O fornecimento do material e reparação da viatura, do Demandado pelo Demandante, importaram na quantia de 953,48€ (novecentos e cinquenta e três euros e quarenta e oito cêntimos), correspondente à factura emitida pelo Demandante, identificada com o n.º 756 e datada de 10.04.2008 (fl. 6), a qual não foi aceite pelo Demandado, conforme resulta de carta datada de 03.07.2008 (fls. 20).
Não resultou provado que os serviços e materiais, descritos na factura a fls. 6, não tenham sido praticados e aplicados na viatura em causa, nem que os preços foram manifestamente inflacionados.
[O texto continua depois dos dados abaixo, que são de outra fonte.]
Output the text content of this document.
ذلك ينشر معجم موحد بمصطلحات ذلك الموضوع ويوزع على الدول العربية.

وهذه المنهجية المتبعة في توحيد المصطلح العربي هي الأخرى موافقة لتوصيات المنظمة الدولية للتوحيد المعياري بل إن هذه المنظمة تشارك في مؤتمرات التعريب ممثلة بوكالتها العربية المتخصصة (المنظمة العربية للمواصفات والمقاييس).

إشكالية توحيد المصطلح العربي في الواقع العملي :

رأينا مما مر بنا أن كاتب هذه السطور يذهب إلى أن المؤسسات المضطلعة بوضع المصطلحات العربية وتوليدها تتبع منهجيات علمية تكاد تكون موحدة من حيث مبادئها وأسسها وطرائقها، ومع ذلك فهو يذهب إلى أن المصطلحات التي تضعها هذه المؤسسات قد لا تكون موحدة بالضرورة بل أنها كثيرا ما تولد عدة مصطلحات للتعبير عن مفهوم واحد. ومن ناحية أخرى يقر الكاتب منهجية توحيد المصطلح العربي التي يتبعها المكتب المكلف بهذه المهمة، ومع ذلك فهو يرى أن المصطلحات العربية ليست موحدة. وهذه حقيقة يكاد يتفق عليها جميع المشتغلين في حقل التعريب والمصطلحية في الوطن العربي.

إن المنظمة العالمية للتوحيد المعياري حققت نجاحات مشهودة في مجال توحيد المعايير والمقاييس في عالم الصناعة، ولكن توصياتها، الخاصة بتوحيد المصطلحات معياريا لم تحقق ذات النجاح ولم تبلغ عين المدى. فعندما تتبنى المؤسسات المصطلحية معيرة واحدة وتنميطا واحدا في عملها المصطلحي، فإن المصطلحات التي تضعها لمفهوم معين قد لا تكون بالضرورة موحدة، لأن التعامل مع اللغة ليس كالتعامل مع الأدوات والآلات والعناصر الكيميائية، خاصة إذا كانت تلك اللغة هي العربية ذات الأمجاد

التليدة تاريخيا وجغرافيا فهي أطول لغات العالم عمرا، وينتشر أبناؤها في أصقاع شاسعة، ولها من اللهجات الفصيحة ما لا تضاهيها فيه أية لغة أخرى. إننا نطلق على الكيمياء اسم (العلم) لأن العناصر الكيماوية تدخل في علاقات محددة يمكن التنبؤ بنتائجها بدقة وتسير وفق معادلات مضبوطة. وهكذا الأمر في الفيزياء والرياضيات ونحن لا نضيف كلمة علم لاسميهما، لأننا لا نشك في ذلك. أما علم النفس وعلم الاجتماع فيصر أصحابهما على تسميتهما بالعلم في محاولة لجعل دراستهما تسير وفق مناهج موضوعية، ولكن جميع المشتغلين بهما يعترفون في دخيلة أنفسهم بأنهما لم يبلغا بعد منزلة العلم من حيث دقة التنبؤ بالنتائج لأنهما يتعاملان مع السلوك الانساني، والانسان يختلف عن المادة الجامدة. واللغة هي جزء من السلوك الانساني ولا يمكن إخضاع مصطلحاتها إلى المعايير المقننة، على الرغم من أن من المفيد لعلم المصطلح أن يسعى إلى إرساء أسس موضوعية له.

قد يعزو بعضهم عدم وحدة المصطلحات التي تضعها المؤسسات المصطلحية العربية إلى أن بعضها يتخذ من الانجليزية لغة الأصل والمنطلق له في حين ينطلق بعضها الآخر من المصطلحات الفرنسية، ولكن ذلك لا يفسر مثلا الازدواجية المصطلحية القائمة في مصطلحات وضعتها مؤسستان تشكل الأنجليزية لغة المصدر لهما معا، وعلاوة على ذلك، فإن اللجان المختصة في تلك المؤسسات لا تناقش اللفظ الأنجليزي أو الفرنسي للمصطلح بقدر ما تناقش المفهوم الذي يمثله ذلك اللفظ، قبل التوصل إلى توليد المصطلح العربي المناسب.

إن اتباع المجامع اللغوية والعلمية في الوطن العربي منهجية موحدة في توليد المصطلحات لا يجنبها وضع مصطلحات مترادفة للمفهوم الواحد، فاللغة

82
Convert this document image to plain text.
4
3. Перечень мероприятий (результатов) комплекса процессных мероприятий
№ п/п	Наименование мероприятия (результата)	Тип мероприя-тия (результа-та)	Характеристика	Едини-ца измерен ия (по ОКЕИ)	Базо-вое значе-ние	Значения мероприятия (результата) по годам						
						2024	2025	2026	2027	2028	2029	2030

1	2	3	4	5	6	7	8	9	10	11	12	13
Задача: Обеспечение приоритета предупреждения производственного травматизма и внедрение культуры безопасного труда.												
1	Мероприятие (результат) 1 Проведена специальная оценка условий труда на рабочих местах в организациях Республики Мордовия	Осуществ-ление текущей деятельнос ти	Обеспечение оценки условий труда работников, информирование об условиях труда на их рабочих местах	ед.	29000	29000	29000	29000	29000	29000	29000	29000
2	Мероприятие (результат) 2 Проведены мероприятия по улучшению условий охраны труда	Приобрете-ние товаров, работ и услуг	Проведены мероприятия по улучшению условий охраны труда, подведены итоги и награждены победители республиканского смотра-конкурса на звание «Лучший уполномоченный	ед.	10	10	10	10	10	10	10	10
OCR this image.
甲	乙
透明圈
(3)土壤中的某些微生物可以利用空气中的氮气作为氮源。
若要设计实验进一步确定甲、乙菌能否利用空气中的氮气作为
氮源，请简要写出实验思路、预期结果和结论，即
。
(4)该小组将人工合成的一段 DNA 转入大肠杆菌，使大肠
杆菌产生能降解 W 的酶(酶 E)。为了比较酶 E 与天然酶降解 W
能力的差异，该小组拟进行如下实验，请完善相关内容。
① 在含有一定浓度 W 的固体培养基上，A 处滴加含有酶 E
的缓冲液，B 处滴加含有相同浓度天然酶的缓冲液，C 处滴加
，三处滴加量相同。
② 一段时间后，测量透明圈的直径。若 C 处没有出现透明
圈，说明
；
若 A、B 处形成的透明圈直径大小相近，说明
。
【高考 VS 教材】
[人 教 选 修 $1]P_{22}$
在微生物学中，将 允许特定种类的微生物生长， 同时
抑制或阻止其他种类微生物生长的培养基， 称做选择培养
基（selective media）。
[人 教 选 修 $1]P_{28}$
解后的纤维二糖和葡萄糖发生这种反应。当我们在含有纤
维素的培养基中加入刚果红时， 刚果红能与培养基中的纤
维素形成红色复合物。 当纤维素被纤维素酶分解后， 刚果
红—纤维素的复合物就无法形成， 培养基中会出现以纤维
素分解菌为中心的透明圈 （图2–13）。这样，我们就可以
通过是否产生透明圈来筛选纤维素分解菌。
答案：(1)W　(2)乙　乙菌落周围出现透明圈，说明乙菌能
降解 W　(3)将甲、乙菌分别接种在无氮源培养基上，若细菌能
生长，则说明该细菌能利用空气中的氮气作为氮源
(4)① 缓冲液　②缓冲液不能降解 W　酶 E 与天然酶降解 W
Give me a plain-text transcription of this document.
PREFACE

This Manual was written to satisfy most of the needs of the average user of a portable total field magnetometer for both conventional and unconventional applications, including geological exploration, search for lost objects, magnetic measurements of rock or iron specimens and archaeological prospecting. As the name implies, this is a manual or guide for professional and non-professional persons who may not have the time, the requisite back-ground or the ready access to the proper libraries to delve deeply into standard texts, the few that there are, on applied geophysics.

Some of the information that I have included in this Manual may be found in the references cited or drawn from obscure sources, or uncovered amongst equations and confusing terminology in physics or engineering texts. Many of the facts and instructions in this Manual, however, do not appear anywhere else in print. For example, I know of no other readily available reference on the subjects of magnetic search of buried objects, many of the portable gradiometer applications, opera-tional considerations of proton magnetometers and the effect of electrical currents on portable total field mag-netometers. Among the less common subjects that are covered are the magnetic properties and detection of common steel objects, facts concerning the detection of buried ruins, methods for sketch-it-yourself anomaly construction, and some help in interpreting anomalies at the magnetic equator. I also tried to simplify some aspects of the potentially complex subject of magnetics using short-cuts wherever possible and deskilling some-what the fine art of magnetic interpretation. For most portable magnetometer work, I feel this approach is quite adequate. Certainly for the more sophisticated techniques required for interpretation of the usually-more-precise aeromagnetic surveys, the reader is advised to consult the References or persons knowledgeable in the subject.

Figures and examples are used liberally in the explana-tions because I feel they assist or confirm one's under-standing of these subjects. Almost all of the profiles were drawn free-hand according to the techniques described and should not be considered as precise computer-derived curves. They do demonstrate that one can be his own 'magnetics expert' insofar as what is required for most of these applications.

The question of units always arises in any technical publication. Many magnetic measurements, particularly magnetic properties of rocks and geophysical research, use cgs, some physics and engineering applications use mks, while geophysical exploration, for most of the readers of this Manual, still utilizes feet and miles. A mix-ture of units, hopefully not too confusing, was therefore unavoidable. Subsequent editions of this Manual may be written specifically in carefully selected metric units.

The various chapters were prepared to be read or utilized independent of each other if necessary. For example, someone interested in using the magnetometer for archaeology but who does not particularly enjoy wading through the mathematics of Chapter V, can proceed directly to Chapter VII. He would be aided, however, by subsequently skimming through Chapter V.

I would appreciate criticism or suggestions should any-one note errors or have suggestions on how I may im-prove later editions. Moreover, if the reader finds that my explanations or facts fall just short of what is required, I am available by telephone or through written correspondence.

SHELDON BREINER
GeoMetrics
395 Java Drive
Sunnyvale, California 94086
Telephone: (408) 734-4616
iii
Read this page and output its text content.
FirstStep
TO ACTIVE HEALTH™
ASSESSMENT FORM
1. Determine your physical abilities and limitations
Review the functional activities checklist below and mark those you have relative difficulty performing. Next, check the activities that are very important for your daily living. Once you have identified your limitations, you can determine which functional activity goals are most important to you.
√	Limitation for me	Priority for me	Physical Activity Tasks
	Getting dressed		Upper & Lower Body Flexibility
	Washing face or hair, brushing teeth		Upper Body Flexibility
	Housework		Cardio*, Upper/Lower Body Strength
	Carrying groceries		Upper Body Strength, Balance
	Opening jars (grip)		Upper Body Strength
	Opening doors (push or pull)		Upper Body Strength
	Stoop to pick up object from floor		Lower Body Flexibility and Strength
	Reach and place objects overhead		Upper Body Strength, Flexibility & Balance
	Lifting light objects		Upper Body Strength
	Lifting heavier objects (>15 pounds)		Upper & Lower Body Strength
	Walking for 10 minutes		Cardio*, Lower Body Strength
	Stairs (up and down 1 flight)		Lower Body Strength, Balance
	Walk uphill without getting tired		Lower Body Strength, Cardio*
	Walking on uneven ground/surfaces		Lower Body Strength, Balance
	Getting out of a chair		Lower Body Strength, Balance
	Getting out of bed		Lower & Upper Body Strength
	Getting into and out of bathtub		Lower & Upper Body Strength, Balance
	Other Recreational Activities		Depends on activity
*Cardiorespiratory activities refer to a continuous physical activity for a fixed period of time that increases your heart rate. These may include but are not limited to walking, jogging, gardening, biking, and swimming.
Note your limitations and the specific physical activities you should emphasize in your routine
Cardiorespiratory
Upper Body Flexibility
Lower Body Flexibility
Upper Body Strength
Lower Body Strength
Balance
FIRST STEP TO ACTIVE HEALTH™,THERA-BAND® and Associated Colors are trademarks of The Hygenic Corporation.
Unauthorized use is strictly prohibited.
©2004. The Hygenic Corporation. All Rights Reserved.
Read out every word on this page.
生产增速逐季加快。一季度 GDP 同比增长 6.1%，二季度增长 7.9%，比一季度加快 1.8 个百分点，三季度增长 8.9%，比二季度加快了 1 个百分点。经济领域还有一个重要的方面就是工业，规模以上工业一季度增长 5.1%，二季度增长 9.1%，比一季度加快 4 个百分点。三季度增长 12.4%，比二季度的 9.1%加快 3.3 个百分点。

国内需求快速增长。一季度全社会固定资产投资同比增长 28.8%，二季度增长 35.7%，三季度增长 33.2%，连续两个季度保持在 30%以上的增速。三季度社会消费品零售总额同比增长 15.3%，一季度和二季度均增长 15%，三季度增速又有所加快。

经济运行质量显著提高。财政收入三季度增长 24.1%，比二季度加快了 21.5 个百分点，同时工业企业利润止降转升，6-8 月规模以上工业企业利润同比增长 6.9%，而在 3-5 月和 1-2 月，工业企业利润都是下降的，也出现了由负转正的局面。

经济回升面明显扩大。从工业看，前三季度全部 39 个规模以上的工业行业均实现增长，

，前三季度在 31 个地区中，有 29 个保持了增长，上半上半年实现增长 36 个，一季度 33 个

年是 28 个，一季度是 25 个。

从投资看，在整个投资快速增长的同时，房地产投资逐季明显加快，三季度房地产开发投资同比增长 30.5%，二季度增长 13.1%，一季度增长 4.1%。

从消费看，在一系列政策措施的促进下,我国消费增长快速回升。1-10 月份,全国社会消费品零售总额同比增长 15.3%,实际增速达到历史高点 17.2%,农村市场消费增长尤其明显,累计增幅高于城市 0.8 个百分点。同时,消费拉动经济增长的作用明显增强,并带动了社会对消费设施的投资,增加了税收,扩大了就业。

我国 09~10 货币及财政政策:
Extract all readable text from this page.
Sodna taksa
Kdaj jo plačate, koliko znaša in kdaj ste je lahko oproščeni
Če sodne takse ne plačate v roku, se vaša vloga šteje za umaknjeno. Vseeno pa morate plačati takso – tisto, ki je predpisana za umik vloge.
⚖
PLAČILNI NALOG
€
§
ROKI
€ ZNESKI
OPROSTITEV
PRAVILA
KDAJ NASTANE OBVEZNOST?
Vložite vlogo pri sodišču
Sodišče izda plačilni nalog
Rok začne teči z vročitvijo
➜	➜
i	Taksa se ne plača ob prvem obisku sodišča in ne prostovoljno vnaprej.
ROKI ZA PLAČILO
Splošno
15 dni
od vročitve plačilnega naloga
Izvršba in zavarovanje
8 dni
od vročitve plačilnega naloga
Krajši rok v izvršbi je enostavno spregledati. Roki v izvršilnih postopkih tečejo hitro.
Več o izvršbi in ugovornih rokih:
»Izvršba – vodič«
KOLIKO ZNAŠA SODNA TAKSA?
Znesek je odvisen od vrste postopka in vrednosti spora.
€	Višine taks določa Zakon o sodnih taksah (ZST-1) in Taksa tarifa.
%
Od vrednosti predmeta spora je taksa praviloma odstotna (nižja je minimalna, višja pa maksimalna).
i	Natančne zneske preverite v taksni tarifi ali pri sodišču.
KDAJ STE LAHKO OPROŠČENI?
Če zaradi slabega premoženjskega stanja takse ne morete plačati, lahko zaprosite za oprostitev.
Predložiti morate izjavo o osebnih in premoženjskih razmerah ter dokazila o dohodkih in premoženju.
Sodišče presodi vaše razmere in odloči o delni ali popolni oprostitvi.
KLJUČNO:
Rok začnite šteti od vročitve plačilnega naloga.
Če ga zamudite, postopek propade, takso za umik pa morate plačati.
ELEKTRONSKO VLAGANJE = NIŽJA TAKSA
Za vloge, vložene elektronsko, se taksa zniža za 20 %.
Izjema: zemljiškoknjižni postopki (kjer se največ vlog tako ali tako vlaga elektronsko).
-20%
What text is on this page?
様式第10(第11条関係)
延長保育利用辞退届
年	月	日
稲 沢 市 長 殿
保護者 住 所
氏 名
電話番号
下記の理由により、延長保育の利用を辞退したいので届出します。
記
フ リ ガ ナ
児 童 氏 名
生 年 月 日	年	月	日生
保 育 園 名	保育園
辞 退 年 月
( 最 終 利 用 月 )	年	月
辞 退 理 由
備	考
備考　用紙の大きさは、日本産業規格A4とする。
Quanto ao pedido reconvencional, resultou provado que, o Demandado interpelou o Demandante para proceder à reparação dos danos, sem resposta, decidido em finais de Fevereiro de 2008, retirar a viatura daquela oficina, e colocar a mesma, a reparar numa terceira oficina, onde despendeu a quantia de 516,62€ (quinhentos e dezasseis euros e sessenta e dois cêntimos), correspondente às facturas identificadas com os n.º 135 datada de 27.02.2008 (fl. 15) e n.º 1224 datada de 18.04.2008 (fls. 16).
Ficou provado que o Demandado utilizava diariamente a viatura em causa no exercício da sua profissão, tendo durante o período em que ficou privado desse uso se visto forçado a recorrer, designadamente, à testemunha D, que lhe emprestou o seu carro variadas vezes. Situação que se verificou durante cerca de um mês e meio. Contudo, não resultou provado o valor dos alegados prejuízos do Demandado pela imobilização da viatura.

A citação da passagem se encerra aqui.